Another strong prognostic factor of worse outcomes in our study was oliguria; mortality was 60.4% compared to 32.1% in non-oliguric subjects. This is consistent with previous reports; oliguria is consistently associated with worse outcomes in patients with AKI3, 4, 17
. However, the mechanism by which oliguria leads to worse outcomes is not known. It is tempting to speculate that oliguric patients have worse outcomes because they may are susceptible to developing fluid overload. By the same token, increased mortality in the fluid overload groups may be the result of a higher incidence of oliguria. However, this was not the case in our study as the incidence of oliguria was not different between the groups, yet there was a large difference in mortality. Our results found that oliguria and weight gain were independent predictors of mortality by mechanisms that remain to be elucidated.

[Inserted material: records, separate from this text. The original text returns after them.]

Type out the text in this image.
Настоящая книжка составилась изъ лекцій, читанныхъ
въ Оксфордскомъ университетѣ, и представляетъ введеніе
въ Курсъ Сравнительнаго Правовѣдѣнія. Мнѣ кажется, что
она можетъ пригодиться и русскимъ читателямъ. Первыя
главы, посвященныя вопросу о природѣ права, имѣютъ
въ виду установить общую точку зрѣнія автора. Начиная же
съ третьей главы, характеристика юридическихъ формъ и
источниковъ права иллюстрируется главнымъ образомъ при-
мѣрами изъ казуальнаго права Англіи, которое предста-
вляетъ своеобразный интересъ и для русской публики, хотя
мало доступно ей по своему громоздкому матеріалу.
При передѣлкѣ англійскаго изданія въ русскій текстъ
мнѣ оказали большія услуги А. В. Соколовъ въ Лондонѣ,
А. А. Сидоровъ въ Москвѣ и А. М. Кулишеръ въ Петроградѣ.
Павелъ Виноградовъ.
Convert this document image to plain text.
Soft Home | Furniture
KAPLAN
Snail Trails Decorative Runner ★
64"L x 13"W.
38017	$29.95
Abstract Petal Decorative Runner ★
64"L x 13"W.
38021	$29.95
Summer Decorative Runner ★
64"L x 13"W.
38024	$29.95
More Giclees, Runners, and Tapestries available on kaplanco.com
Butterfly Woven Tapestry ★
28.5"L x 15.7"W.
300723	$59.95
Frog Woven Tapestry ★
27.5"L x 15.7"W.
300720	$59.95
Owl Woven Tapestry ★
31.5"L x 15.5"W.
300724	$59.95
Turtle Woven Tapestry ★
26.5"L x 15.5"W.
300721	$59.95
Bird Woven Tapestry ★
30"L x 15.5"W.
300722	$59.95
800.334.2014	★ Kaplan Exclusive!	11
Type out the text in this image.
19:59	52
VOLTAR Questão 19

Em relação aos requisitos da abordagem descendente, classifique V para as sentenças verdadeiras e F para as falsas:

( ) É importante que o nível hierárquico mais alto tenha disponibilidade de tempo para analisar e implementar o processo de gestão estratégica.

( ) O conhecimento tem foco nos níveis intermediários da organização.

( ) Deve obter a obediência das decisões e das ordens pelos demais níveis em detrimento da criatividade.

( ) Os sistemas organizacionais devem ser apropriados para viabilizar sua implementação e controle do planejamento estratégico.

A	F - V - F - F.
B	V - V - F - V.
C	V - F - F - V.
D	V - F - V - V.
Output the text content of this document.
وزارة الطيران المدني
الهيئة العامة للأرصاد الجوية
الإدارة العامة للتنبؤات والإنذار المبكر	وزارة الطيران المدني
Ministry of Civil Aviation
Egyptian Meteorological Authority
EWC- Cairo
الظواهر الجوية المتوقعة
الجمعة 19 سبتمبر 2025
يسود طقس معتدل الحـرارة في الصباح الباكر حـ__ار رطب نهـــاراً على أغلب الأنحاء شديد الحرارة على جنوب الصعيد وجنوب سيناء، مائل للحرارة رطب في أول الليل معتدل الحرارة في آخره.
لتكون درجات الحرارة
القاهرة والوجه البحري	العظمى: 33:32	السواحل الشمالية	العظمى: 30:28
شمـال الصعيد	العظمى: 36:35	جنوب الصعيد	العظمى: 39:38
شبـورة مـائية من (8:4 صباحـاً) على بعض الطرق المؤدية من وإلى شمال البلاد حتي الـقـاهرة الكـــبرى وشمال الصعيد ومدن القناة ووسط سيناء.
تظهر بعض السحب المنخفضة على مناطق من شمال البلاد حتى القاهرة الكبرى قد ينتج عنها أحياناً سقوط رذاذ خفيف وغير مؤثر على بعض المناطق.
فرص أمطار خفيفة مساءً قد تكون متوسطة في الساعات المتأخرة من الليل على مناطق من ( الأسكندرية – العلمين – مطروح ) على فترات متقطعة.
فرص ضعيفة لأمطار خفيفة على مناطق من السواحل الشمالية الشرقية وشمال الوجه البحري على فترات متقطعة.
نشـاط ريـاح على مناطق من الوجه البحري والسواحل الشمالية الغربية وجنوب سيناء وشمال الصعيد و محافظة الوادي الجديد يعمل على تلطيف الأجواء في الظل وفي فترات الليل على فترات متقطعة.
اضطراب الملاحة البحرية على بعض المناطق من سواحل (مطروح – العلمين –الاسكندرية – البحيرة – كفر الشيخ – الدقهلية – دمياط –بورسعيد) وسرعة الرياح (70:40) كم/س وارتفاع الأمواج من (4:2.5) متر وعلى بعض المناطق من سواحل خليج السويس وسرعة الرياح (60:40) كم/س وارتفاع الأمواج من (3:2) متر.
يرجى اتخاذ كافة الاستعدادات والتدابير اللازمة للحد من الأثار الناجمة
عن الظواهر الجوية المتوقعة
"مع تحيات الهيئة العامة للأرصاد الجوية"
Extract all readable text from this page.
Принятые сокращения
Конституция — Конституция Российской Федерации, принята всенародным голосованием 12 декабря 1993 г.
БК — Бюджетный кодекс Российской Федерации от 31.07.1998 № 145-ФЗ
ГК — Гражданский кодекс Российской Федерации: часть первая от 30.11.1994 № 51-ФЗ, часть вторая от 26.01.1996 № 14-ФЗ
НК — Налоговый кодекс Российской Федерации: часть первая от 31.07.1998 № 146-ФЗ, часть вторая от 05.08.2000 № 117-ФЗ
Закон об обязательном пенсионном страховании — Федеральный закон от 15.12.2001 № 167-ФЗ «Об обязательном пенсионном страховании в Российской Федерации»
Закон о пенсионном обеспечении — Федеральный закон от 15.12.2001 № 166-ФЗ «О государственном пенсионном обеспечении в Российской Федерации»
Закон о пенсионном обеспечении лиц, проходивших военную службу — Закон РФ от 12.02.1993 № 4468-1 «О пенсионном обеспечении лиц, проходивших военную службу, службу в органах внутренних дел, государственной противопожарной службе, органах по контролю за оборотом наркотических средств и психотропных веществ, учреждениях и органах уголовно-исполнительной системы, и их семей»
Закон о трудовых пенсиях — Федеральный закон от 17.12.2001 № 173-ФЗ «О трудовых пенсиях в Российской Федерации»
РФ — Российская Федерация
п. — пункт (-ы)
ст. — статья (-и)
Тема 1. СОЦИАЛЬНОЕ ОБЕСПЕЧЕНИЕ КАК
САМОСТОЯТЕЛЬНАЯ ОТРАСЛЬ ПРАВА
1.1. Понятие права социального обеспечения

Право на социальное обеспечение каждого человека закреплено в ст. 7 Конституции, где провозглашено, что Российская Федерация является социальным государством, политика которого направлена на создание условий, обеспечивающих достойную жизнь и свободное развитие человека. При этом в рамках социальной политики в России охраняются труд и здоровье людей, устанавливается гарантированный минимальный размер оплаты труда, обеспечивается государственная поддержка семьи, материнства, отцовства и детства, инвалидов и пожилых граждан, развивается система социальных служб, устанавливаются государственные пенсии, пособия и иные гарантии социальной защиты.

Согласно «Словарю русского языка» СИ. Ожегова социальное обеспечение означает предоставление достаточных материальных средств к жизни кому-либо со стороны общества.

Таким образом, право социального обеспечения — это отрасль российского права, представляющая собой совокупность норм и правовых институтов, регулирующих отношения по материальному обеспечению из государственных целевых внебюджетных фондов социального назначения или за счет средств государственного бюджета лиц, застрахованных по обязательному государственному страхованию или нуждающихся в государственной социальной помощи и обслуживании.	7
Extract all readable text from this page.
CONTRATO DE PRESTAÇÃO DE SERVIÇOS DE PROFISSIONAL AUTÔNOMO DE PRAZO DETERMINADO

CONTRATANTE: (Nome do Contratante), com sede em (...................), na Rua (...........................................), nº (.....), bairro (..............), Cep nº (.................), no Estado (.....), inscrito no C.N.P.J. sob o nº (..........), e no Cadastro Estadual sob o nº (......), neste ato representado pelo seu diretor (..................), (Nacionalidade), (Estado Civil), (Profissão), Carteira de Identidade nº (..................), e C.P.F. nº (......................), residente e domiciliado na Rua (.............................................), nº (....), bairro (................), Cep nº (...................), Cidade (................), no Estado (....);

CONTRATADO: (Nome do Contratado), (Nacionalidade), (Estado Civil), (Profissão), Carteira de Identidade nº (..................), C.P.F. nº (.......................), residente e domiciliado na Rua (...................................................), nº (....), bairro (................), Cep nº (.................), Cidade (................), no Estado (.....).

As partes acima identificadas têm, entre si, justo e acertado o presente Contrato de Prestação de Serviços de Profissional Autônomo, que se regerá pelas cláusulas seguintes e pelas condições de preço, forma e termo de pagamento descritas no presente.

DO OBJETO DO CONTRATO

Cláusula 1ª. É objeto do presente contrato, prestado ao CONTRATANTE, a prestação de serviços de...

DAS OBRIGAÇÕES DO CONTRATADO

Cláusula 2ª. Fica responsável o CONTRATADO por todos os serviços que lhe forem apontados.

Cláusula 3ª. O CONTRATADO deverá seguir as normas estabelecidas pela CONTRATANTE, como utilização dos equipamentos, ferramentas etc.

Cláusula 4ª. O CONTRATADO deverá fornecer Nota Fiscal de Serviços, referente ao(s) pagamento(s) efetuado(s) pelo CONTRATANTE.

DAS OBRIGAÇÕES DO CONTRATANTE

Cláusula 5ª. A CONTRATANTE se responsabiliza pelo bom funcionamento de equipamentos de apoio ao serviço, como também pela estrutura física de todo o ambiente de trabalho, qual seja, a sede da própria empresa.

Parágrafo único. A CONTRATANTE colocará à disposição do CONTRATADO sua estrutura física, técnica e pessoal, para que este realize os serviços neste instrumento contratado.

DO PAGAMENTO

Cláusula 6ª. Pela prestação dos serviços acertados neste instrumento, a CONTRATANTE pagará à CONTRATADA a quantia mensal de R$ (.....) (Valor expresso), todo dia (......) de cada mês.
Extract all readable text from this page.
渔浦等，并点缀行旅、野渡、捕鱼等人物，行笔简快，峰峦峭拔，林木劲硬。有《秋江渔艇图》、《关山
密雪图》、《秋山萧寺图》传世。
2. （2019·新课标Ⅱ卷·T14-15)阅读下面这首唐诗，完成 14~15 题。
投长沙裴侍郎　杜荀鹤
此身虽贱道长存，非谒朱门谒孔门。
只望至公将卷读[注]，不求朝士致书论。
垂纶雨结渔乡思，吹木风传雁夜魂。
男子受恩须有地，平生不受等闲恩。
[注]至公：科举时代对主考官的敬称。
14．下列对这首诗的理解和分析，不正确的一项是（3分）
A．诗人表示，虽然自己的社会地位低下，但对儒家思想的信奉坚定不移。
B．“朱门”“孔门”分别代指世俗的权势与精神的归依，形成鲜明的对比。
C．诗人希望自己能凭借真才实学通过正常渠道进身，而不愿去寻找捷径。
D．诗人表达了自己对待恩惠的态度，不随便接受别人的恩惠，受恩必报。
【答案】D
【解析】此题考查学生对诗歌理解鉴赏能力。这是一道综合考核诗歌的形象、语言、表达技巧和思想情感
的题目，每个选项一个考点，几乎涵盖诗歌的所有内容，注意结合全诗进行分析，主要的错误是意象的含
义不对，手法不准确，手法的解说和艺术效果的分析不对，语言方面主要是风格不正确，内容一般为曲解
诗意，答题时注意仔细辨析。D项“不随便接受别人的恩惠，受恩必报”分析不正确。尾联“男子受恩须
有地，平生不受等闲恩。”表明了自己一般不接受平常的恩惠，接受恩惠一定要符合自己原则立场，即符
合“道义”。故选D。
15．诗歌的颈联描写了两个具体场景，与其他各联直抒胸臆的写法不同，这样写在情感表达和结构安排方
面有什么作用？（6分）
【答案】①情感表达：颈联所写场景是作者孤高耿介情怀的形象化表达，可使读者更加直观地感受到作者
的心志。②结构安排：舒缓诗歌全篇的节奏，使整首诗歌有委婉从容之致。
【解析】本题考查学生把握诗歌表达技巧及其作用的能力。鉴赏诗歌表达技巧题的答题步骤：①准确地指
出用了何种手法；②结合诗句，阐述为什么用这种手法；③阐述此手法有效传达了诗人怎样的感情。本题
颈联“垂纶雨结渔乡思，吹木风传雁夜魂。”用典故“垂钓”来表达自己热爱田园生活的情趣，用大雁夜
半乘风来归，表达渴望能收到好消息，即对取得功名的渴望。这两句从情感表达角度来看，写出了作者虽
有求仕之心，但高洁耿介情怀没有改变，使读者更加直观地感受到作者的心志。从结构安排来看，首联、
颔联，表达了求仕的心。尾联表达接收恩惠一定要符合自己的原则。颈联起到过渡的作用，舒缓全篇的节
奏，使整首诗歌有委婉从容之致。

The limitations of our study include the relatively small size, single center design and lack of randomization. Oliguria was not defined based on weight (mL/kg/hour) and not identical to the current definition of the Acute Kidney Injury Network. Sepsis was not based on standardized definitions, recovered as “chart diagnosis” only and subject to physicians’ bias. Weights were subject to the imprecision frequently encountered in clinical practice. The dichotomous separation of weight gain at 10%, while a meaningful value and quoted in the literature 2, 8, 22
was, in fact, a post hoc
separation of the cohort. The cohort studied is a specific subset of ICU patients, those with AKI receiving CRRT. Thus our conclusions are strictly limited this specific cohort and may not be directly extrapolated to other populations or to weight gains taking place after CRRT initiation. The practice of ICU care, CRRT and fluid management is steadily evolving, posing an important external bias on our observations. In particular, delays in obtaining renal consults may have influenced timing of CRRT initiation and led to some of the extreme weight gains observed. Further studies are needed to determine a) whether fluid overload actively contributes to the increased mortality, and b) whether targeted strategies that prevent, ameliorate or reverse fluid overload, will improve survival.